We probably spent a half-dozen days together at Brighton last year. Most of the time, we did one or two runs on the bunny slopes and called it a day. (It’s good to live close to the mountains!) We bought a harness and a leash so that I could help you stay up without breaking my back.
And now you are four — still, I’m told, too young to snowboard.
Except for one thing.
You shred.
You’ve actually been shredding for a while now — but you get nervous whenever I talk about taking off the harness — so even though I usually just hold the leash with a lot of slack, I do keep holding it.
Then, a few weeks ago, I caught an edge and dumped over. I didn’t want to pull you down, so I let go.
And you just took off.
I caught up a few hundred yards later, grabbed the leash and you were none the wiser.

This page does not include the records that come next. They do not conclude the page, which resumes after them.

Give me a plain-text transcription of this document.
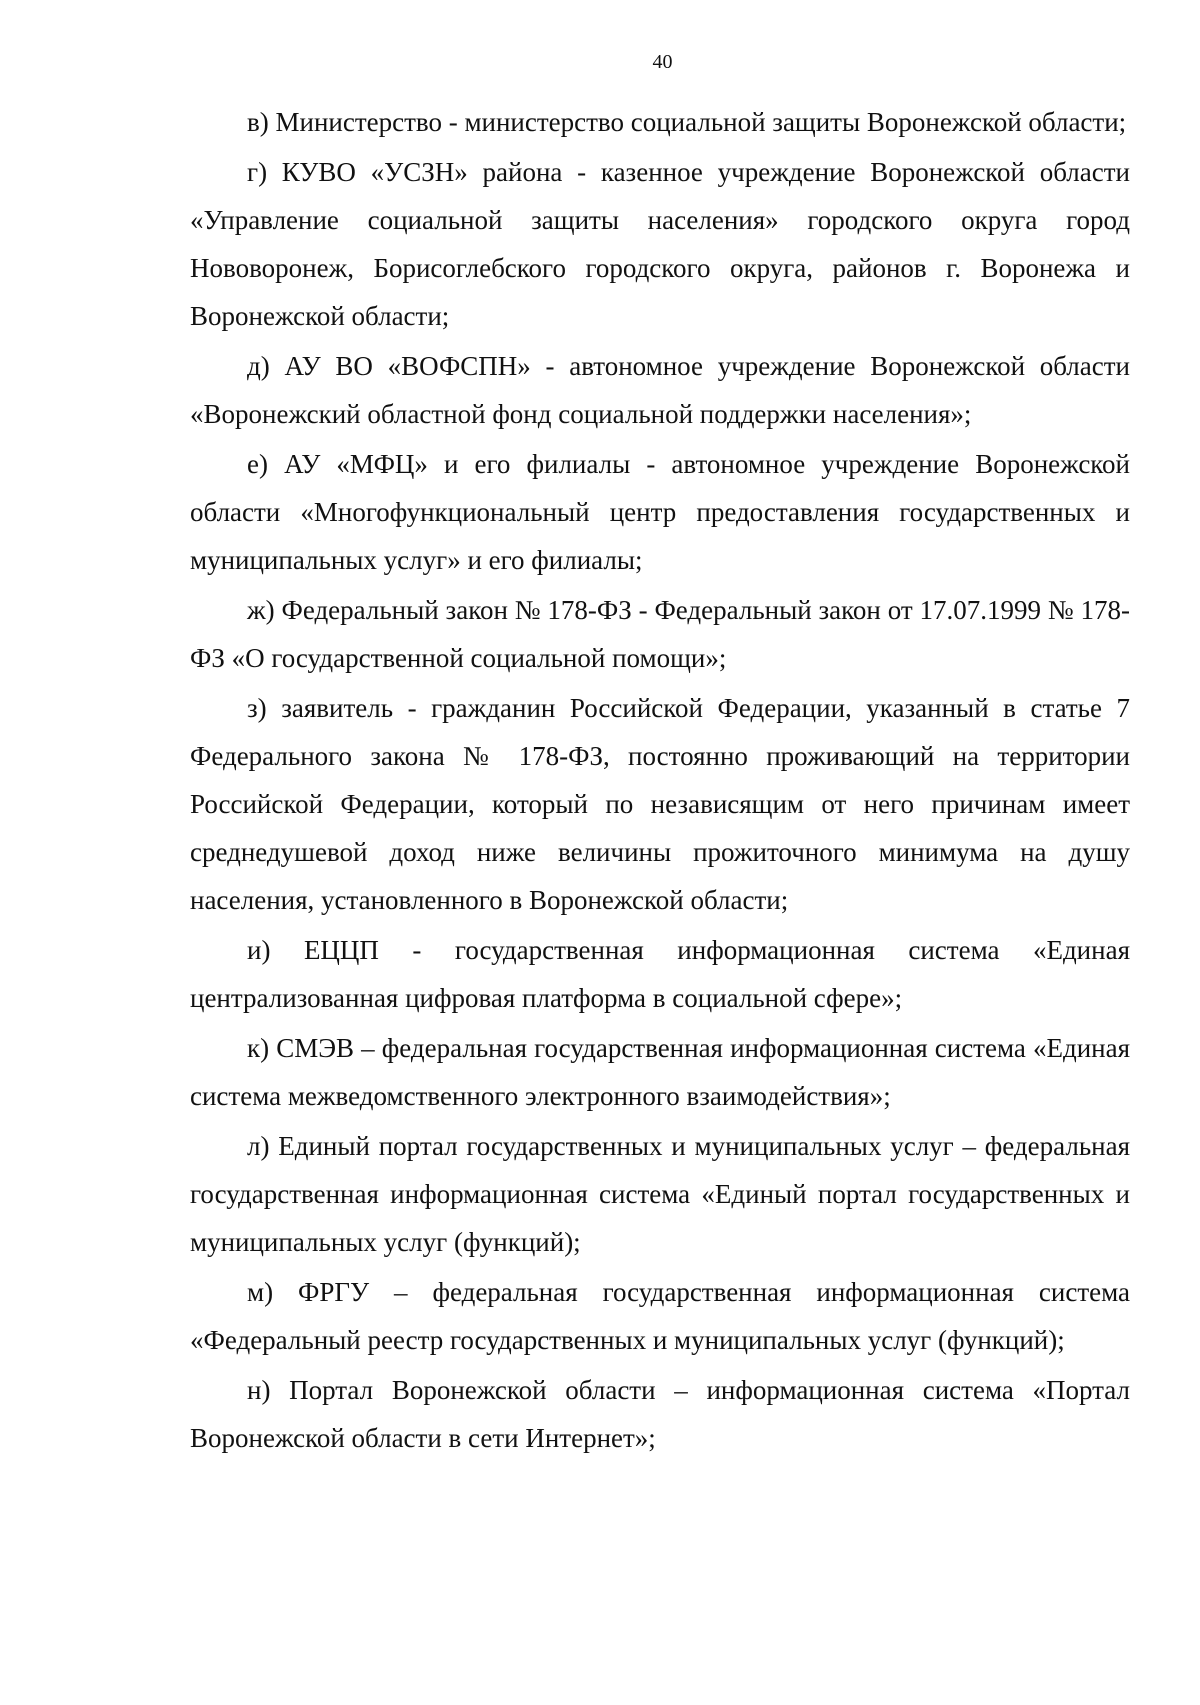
40

в) Министерство - министерство социальной защиты Воронежской области;

г) КУВО «УСЗН» района - казенное учреждение Воронежской области «Управление социальной защиты населения» городского округа город Нововоронеж, Борисоглебского городского округа, районов г. Воронежа и Воронежской области;

д) АУ ВО «ВОФСПН» - автономное учреждение Воронежской области «Воронежский областной фонд социальной поддержки населения»;

е) АУ «МФЦ» и его филиалы - автономное учреждение Воронежской области «Многофункциональный центр предоставления государственных и муниципальных услуг» и его филиалы;

ж) Федеральный закон № 178-ФЗ - Федеральный закон от 17.07.1999 № 178-ФЗ «О государственной социальной помощи»;

з) заявитель - гражданин Российской Федерации, указанный в статье 7 Федерального закона № 178-ФЗ, постоянно проживающий на территории Российской Федерации, который по независящим от него причинам имеет среднедушевой доход ниже величины прожиточного минимума на душу населения, установленного в Воронежской области;

и) ЕЦЦП - государственная информационная система «Единая централизованная цифровая платформа в социальной сфере»;

к) СМЭВ – федеральная государственная информационная система «Единая система межведомственного электронного взаимодействия»;

л) Единый портал государственных и муниципальных услуг – федеральная государственная информационная система «Единый портал государственных и муниципальных услуг (функций);

м) ФРГУ – федеральная государственная информационная система «Федеральный реестр государственных и муниципальных услуг (функций);

н) Портал Воронежской области – информационная система «Портал Воронежской области в сети Интернет»;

But it was clear you were ready. When we got to the bottom of the hill, I told you what had happened.
Last week, we tried out a few very short sprints without the harness and leash.
And today, we headed up the Majestic Lift on a glorious “Lilac Day” (that’s what you’ve taken to calling unseasonably warm winter days.)
“OK,” I said. “You’re ready to go the whole way without your leash.”
I expected some pushback. Maybe some tears. Instead you just wiggled your hips toward the slope.
And away you went.
I could hardly keep up.
“I’m doing it!” you screamed. “I’m doing it all by myself.”
And you were. But in every turn you made, in every wobble you pushed through, in every hockey stop you came to, I felt a lot of pride in you – and a little bit of pride in me.
You’re doing it yourself — but you were taking a bit of me with you.
I suppose that’s what parenting is all about. And, of course, that’s the trick — giving more good than bad. And, if we do it right, giving much, much more good than bad. There have been times during our adventures on the slopes where you have probably learned some things from me that you’d be better without.
Ego and stubbornness, for example.
I think, though, that you’ve also learned a bit about the value of patience, of bravery and of pushing yourself to do things even though some people might tell you that those things can’t be done.
Come to think of it, maybe that’s just another way of seeing ego and stubbornness.
I suppose the trick isn’t just learning the good things from your parents — it’s learning how to make good out of the things you learn.
When we got to the bottom of the mountain, I tackled you, butted my helmet against yours and kissed your cheek.
“You did good,” I said. “You did so good.”